Let us take a less insidious example. On November 23, the HLS Student Government sent out an email on behalf of the Affinity Group Coalition in response to the recent tape incident. In it, the Affinity Group Coalition addressed white students specifically:
To white allies, we recognize that this can be a time of questioning and confusion as to your roles and voices. There are many ways to be a good ally, but there is one thing that they all have in common: continue acknowledging your privilege. Ask how you can help, and listen to the answers you receive, even if they are just to be at a certain space to show support or to do nothing at all.
I do not think that the authors of this email intended any ill will towards white students, but in the process they have made it more difficult to have a frank discussion of race on campus. What if a white student disagrees with some of the protestors’ demands? Are they not being a “good ally” by not acknowledging their privilege? What if they disagree with the protestors’ tactics? Are they not being a “good ally” by not listening to directions to “be at a certain space” or “to do nothing at all?”
In some sense, I want to be a good ally. I want to end racism and suppression. I disagree with some of the demands of protestors across the country: racial quotas, mandatory classes, and revising speech codes. I also think that much of the anger directed against the school administrations have been misguided. That does not make me a racist. It makes me someone who also opposes racism, but who disagrees about the means.

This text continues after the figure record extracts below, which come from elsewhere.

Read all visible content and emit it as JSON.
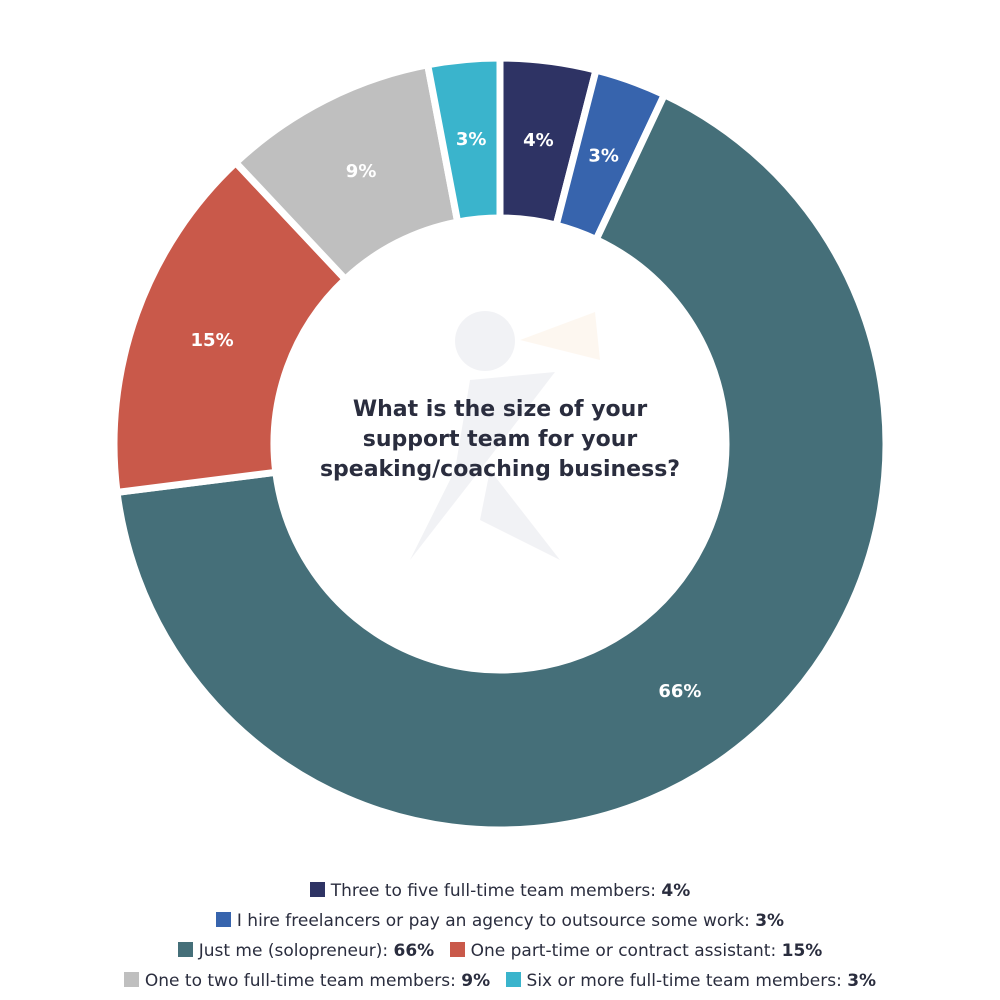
{
  "chart_data": {
    "type": "pie",
    "style": "donut",
    "title": "What is the size of your support team for your speaking/coaching business?",
    "legend_position": "bottom",
    "series": [
      {
        "label": "Three to five full-time team members",
        "value": 4,
        "display": "4%",
        "color": "#2e3364"
      },
      {
        "label": "I hire freelancers or pay an agency to outsource some work",
        "value": 3,
        "display": "3%",
        "color": "#3764ad"
      },
      {
        "label": "Just me (solopreneur)",
        "value": 66,
        "display": "66%",
        "color": "#456f79"
      },
      {
        "label": "One part-time or contract assistant",
        "value": 15,
        "display": "15%",
        "color": "#c9594a"
      },
      {
        "label": "One to two full-time team members",
        "value": 9,
        "display": "9%",
        "color": "#bfbfbf"
      },
      {
        "label": "Six or more full-time team members",
        "value": 3,
        "display": "3%",
        "color": "#3ab4cc"
      }
    ]
  },
  "legend_separator": ": "
}
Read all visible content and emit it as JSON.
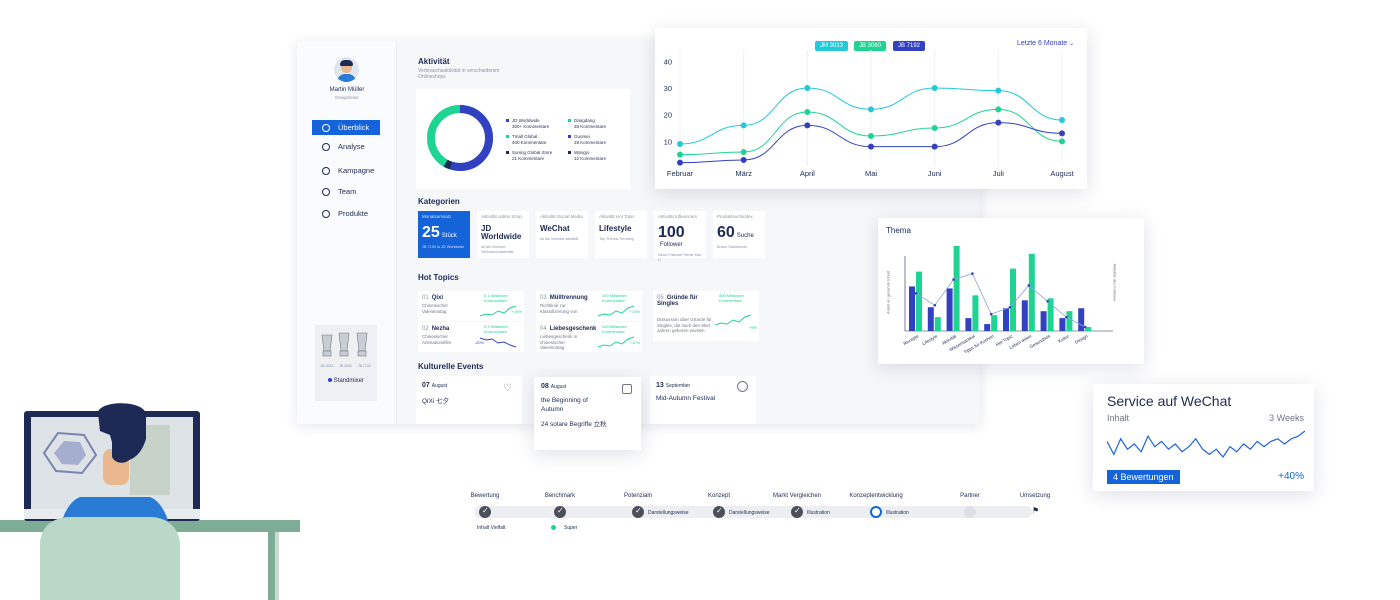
{
  "sidebar": {
    "user_name": "Martin Müller",
    "user_role": "Designleitor",
    "items": [
      {
        "label": "Überblick",
        "active": true
      },
      {
        "label": "Analyse"
      },
      {
        "label": "Kampagne"
      },
      {
        "label": "Team"
      },
      {
        "label": "Produkte"
      }
    ],
    "product_labels": [
      "JM 3013",
      "JB 3060",
      "JB 7192"
    ],
    "product_name": "Standmixer"
  },
  "activity": {
    "title": "Aktivität",
    "subtitle": "Verbrauchsaktivität in verschiedenen Onlineshops",
    "legend": [
      {
        "name": "JD Worldwide",
        "value": "300+ Kommentare",
        "color": "#3340c2"
      },
      {
        "name": "Tmall Global",
        "value": "400 Kommentare",
        "color": "#1ed492"
      },
      {
        "name": "Suning Global Store",
        "value": "21 Kommentare",
        "color": "#1d2a55"
      },
      {
        "name": "Dangdang",
        "value": "38 Kommentare",
        "color": "#1ed492"
      },
      {
        "name": "Guomei",
        "value": "28 Kommentare",
        "color": "#3340c2"
      },
      {
        "name": "Wangyi",
        "value": "12 Kommentare",
        "color": "#1d2a55"
      }
    ]
  },
  "categories": {
    "title": "Kategorien",
    "cards": [
      {
        "label": "Monatsumsatz",
        "value": "25",
        "unit": "Stück",
        "sub": "JB 7192 in JD Worldwide"
      },
      {
        "label": "Aktivität online Shop",
        "value": "JD Worldwide",
        "sub": "Ist die höchste Verbrauchsaktivität"
      },
      {
        "label": "Aktivität Social Media",
        "value": "WeChat",
        "sub": "Ist die höchste aktivität"
      },
      {
        "label": "Aktivität Hot Topic",
        "value": "Lifestyle",
        "sub": "Top Thema Trending"
      },
      {
        "label": "Aktivität Influencers",
        "value": "100",
        "unit": "Follower",
        "sub": "Neue Follower Heute Kan Li"
      },
      {
        "label": "Produktsuchindex",
        "value": "60",
        "unit": "Suche",
        "sub": "Braun Standmixer"
      }
    ]
  },
  "hot_topics": {
    "title": "Hot Topics",
    "items": [
      {
        "num": "01",
        "title": "Qixi",
        "desc": "Chinesischer Valentinstag",
        "metric": "5,1 Milliarden Kommentare",
        "change": "+15%"
      },
      {
        "num": "02",
        "title": "Nezha",
        "desc": "Chinesischer Animationsfilm",
        "metric": "3,3 Milliarden Kommentare",
        "change": "-20%"
      },
      {
        "num": "03",
        "title": "Mülltrennung",
        "desc": "Richtlinie zur Klassifizierung von",
        "metric": "100 Milliarden Kommentare",
        "change": "+15%"
      },
      {
        "num": "04",
        "title": "Liebesgeschenk",
        "desc": "Liebesgeschenk in chinesischer Valentinstag",
        "metric": "100 Milliarden Kommentare",
        "change": "+12%"
      },
      {
        "num": "05",
        "title": "Gründe für Singles",
        "desc": "Diskussion über Gründe für Singles, die nach den 90er Jahren geboren wurden",
        "metric": "800 Milliarden Kommentare",
        "change": "+9%"
      }
    ]
  },
  "events": {
    "title": "Kulturelle Events",
    "items": [
      {
        "day": "07",
        "month": "August",
        "line1": "QiXi 七夕",
        "line2": ""
      },
      {
        "day": "08",
        "month": "August",
        "line1": "the Beginning of Autumn",
        "line2": "24 solare Begriffe 立秋"
      },
      {
        "day": "13",
        "month": "September",
        "line1": "Mid-Autumn Festival",
        "line2": ""
      }
    ]
  },
  "line_chart": {
    "filter_label": "Letzte 6 Monate",
    "chart_data": {
      "type": "line",
      "x": [
        "Februar",
        "März",
        "April",
        "Mai",
        "Juni",
        "Juli",
        "August"
      ],
      "yticks": [
        10,
        20,
        30,
        40
      ],
      "ylim": [
        0,
        45
      ],
      "legend_position": "top",
      "series": [
        {
          "name": "JM 3013",
          "color": "#22c9d9",
          "values": [
            9,
            16,
            30,
            22,
            30,
            29,
            18
          ]
        },
        {
          "name": "JB 3060",
          "color": "#1ed492",
          "values": [
            5,
            6,
            21,
            12,
            15,
            22,
            10
          ]
        },
        {
          "name": "JB 7192",
          "color": "#3340c2",
          "values": [
            2,
            3,
            16,
            8,
            8,
            17,
            13
          ]
        }
      ]
    }
  },
  "bar_chart": {
    "title": "Thema",
    "ylabel_left": "Anteil an gesamte Inhalt",
    "ylabel_right": "Aktivität des Follower",
    "chart_data": {
      "type": "bar",
      "categories": [
        "Rezepte",
        "Lifestyle",
        "Aktivität",
        "Wissensartikel",
        "Tipps für Küchen",
        "Hot Topic",
        "Leben teilen",
        "Gesundheit",
        "Kultur",
        "Design"
      ],
      "series": [
        {
          "color": "#3340c2",
          "values": [
            45,
            24,
            43,
            13,
            7,
            23,
            31,
            20,
            13,
            23
          ]
        },
        {
          "color": "#1ed492",
          "values": [
            60,
            14,
            86,
            36,
            16,
            63,
            78,
            33,
            20,
            4
          ]
        }
      ],
      "line_values": [
        38,
        26,
        52,
        58,
        17,
        24,
        46,
        30,
        14,
        4
      ],
      "ylim": [
        0,
        100
      ]
    }
  },
  "wechat": {
    "title": "Service auf WeChat",
    "label_left": "Inhalt",
    "label_right": "3 Weeks",
    "badge": "4 Bewertungen",
    "change": "+40%",
    "chart_data": {
      "type": "line",
      "values": [
        6,
        1,
        7,
        3,
        5,
        2,
        8,
        4,
        6,
        3,
        5,
        2,
        4,
        7,
        3,
        1,
        3,
        0,
        4,
        2,
        5,
        3,
        6,
        4,
        6,
        7,
        5,
        7,
        8,
        10
      ],
      "color": "#1f64d8"
    }
  },
  "stepper": {
    "steps": [
      {
        "label": "Bewertung",
        "state": "done",
        "sub": "Inhalt Vielfalt"
      },
      {
        "label": "Benchmark",
        "state": "done",
        "sub": "Super"
      },
      {
        "label": "Potenzialn",
        "state": "done",
        "sub": "Darstellungsweise"
      },
      {
        "label": "Konzept",
        "state": "done",
        "sub": "Darstellungsweise"
      },
      {
        "label": "Markt Vergleichen",
        "state": "done",
        "sub": "Illustration"
      },
      {
        "label": "Konzeptentwicklung",
        "state": "active",
        "sub": "Illustration"
      },
      {
        "label": "Partner",
        "state": "todo",
        "sub": ""
      },
      {
        "label": "Umsetzung",
        "state": "flag",
        "sub": ""
      }
    ]
  },
  "colors": {
    "primary": "#1463d8",
    "green": "#1ed492",
    "cyan": "#22c9d9",
    "indigo": "#3340c2",
    "navy": "#1d2a55"
  }
}
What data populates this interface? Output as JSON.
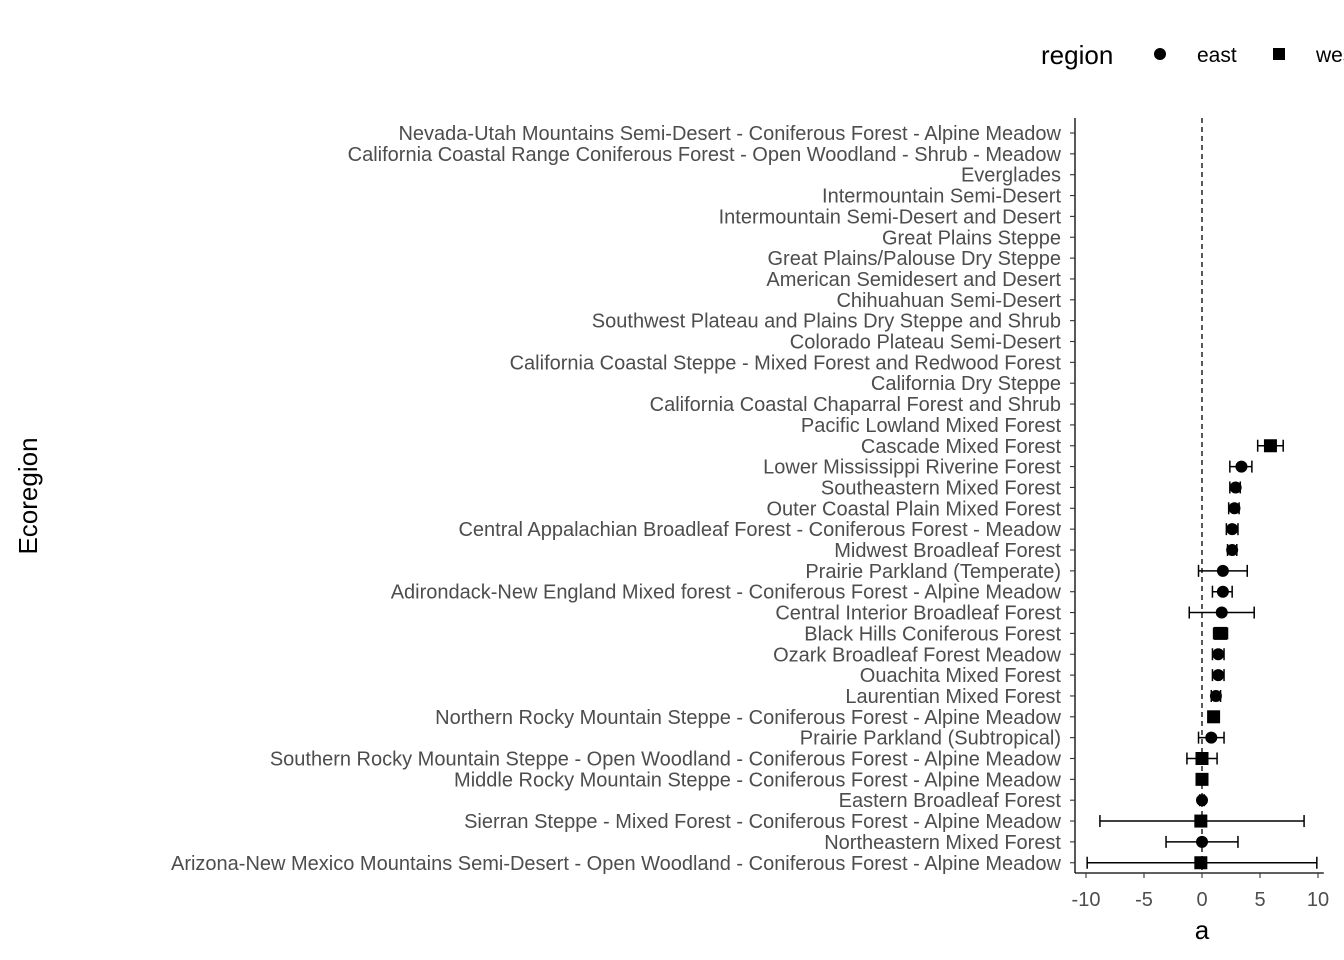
{
  "chart_data": {
    "type": "scatter",
    "subtype": "dot-and-whisker",
    "xlabel": "a",
    "ylabel": "Ecoregion",
    "xlim": [
      -10.5,
      10.5
    ],
    "x_ticks": [
      -10,
      -5,
      0,
      5,
      10
    ],
    "x_tick_labels": [
      "-10",
      "-5",
      "0",
      "5",
      "10"
    ],
    "reference_line": {
      "x": 0,
      "style": "dashed"
    },
    "legend": {
      "title": "region",
      "placement": "top",
      "entries": [
        {
          "label": "east",
          "shape": "circle"
        },
        {
          "label": "west",
          "shape": "square"
        }
      ]
    },
    "categories": [
      "Nevada-Utah Mountains Semi-Desert - Coniferous Forest - Alpine Meadow",
      "California Coastal Range Coniferous Forest - Open Woodland - Shrub - Meadow",
      "Everglades",
      "Intermountain Semi-Desert",
      "Intermountain Semi-Desert and Desert",
      "Great Plains Steppe",
      "Great Plains/Palouse Dry Steppe",
      "American Semidesert and Desert",
      "Chihuahuan Semi-Desert",
      "Southwest Plateau and Plains Dry Steppe and Shrub",
      "Colorado Plateau Semi-Desert",
      "California Coastal Steppe - Mixed Forest and Redwood Forest",
      "California Dry Steppe",
      "California Coastal Chaparral Forest and Shrub",
      "Pacific Lowland Mixed Forest",
      "Cascade Mixed Forest",
      "Lower Mississippi Riverine Forest",
      "Southeastern Mixed Forest",
      "Outer Coastal Plain Mixed Forest",
      "Central Appalachian Broadleaf Forest - Coniferous Forest - Meadow",
      "Midwest Broadleaf Forest",
      "Prairie Parkland (Temperate)",
      "Adirondack-New England Mixed forest - Coniferous Forest - Alpine Meadow",
      "Central Interior Broadleaf Forest",
      "Black Hills Coniferous Forest",
      "Ozark Broadleaf Forest Meadow",
      "Ouachita Mixed Forest",
      "Laurentian Mixed Forest",
      "Northern Rocky Mountain Steppe - Coniferous Forest - Alpine Meadow",
      "Prairie Parkland (Subtropical)",
      "Southern Rocky Mountain Steppe - Open Woodland - Coniferous Forest - Alpine Meadow",
      "Middle Rocky Mountain Steppe - Coniferous Forest - Alpine Meadow",
      "Eastern Broadleaf Forest",
      "Sierran Steppe - Mixed Forest - Coniferous Forest - Alpine Meadow",
      "Northeastern Mixed Forest",
      "Arizona-New Mexico Mountains Semi-Desert - Open Woodland - Coniferous Forest - Alpine Meadow"
    ],
    "points": [
      {
        "category": "Cascade Mixed Forest",
        "region": "west",
        "x": 5.9,
        "lo": 4.8,
        "hi": 7.0
      },
      {
        "category": "Lower Mississippi Riverine Forest",
        "region": "east",
        "x": 3.4,
        "lo": 2.4,
        "hi": 4.3
      },
      {
        "category": "Southeastern Mixed Forest",
        "region": "east",
        "x": 2.9,
        "lo": 2.4,
        "hi": 3.3
      },
      {
        "category": "Outer Coastal Plain Mixed Forest",
        "region": "east",
        "x": 2.8,
        "lo": 2.3,
        "hi": 3.2
      },
      {
        "category": "Central Appalachian Broadleaf Forest - Coniferous Forest - Meadow",
        "region": "east",
        "x": 2.6,
        "lo": 2.1,
        "hi": 3.1
      },
      {
        "category": "Midwest Broadleaf Forest",
        "region": "east",
        "x": 2.6,
        "lo": 2.2,
        "hi": 3.0
      },
      {
        "category": "Prairie Parkland (Temperate)",
        "region": "east",
        "x": 1.8,
        "lo": -0.3,
        "hi": 3.9
      },
      {
        "category": "Adirondack-New England Mixed forest - Coniferous Forest - Alpine Meadow",
        "region": "east",
        "x": 1.8,
        "lo": 0.9,
        "hi": 2.6
      },
      {
        "category": "Central Interior Broadleaf Forest",
        "region": "east",
        "x": 1.7,
        "lo": -1.1,
        "hi": 4.5
      },
      {
        "category": "Black Hills Coniferous Forest",
        "region": "west",
        "x": 1.6,
        "lo": 1.0,
        "hi": 2.2
      },
      {
        "category": "Ozark Broadleaf Forest Meadow",
        "region": "east",
        "x": 1.4,
        "lo": 0.9,
        "hi": 1.9
      },
      {
        "category": "Ouachita Mixed Forest",
        "region": "east",
        "x": 1.4,
        "lo": 0.9,
        "hi": 1.9
      },
      {
        "category": "Laurentian Mixed Forest",
        "region": "east",
        "x": 1.2,
        "lo": 0.8,
        "hi": 1.6
      },
      {
        "category": "Northern Rocky Mountain Steppe - Coniferous Forest - Alpine Meadow",
        "region": "west",
        "x": 1.0,
        "lo": 0.6,
        "hi": 1.4
      },
      {
        "category": "Prairie Parkland (Subtropical)",
        "region": "east",
        "x": 0.8,
        "lo": -0.3,
        "hi": 1.9
      },
      {
        "category": "Southern Rocky Mountain Steppe - Open Woodland - Coniferous Forest - Alpine Meadow",
        "region": "west",
        "x": 0.0,
        "lo": -1.3,
        "hi": 1.3
      },
      {
        "category": "Middle Rocky Mountain Steppe - Coniferous Forest - Alpine Meadow",
        "region": "west",
        "x": 0.0,
        "lo": -0.4,
        "hi": 0.4
      },
      {
        "category": "Eastern Broadleaf Forest",
        "region": "east",
        "x": 0.0,
        "lo": -0.2,
        "hi": 0.2
      },
      {
        "category": "Sierran Steppe - Mixed Forest - Coniferous Forest - Alpine Meadow",
        "region": "west",
        "x": -0.1,
        "lo": -8.8,
        "hi": 8.8
      },
      {
        "category": "Northeastern Mixed Forest",
        "region": "east",
        "x": 0.0,
        "lo": -3.1,
        "hi": 3.1
      },
      {
        "category": "Arizona-New Mexico Mountains Semi-Desert - Open Woodland - Coniferous Forest - Alpine Meadow",
        "region": "west",
        "x": -0.1,
        "lo": -9.9,
        "hi": 9.9
      }
    ]
  }
}
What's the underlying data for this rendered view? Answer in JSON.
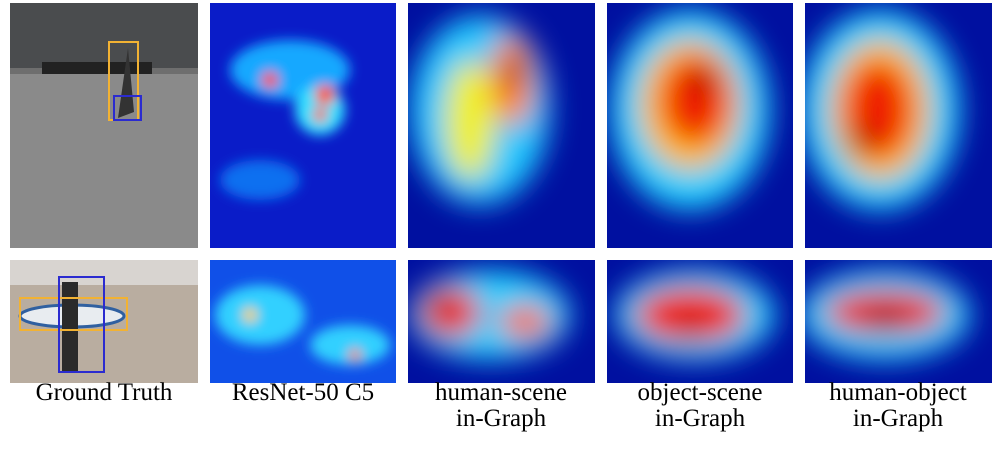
{
  "captions": [
    [
      "Ground Truth"
    ],
    [
      "ResNet-50 C5"
    ],
    [
      "human-scene",
      "in-Graph"
    ],
    [
      "object-scene",
      "in-Graph"
    ],
    [
      "human-object",
      "in-Graph"
    ]
  ]
}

So long as students are afraid of being branded as racists for expressing honest, dissenting viewpoints, we will not have the frank discussions about race that we need on campus. Our halls will remain silent with the beliefs people dare not express. This toxic atmosphere does not defeat racism. It represses dissenting views and ferments them in the bile of resentment. “Darkness cannot drive out darkness, only light can do that. Hate cannot drive out hate, only love can do that.”
Any meaningful dialogue must start with an invitation, so here it is. I disagree with the protests. I think that the protestors express strong anger but offer very few solutions. I think that changing the seal is a cosmetic solution, and is unlikely to bring about substantive change. I think that we have a campus environment that rewards students for expressing how offended they are. I think that that is an unhealthy environment.
I invite and encourage anyone to talk to me. If you disagree with what I’ve said, then let’s talk about why. Feel free to reach out to the editors of the Record for my contact information. But please, don’t call me a racist simply because I disagree with you.
Bill Barlow is a 3L at Harvard Law School.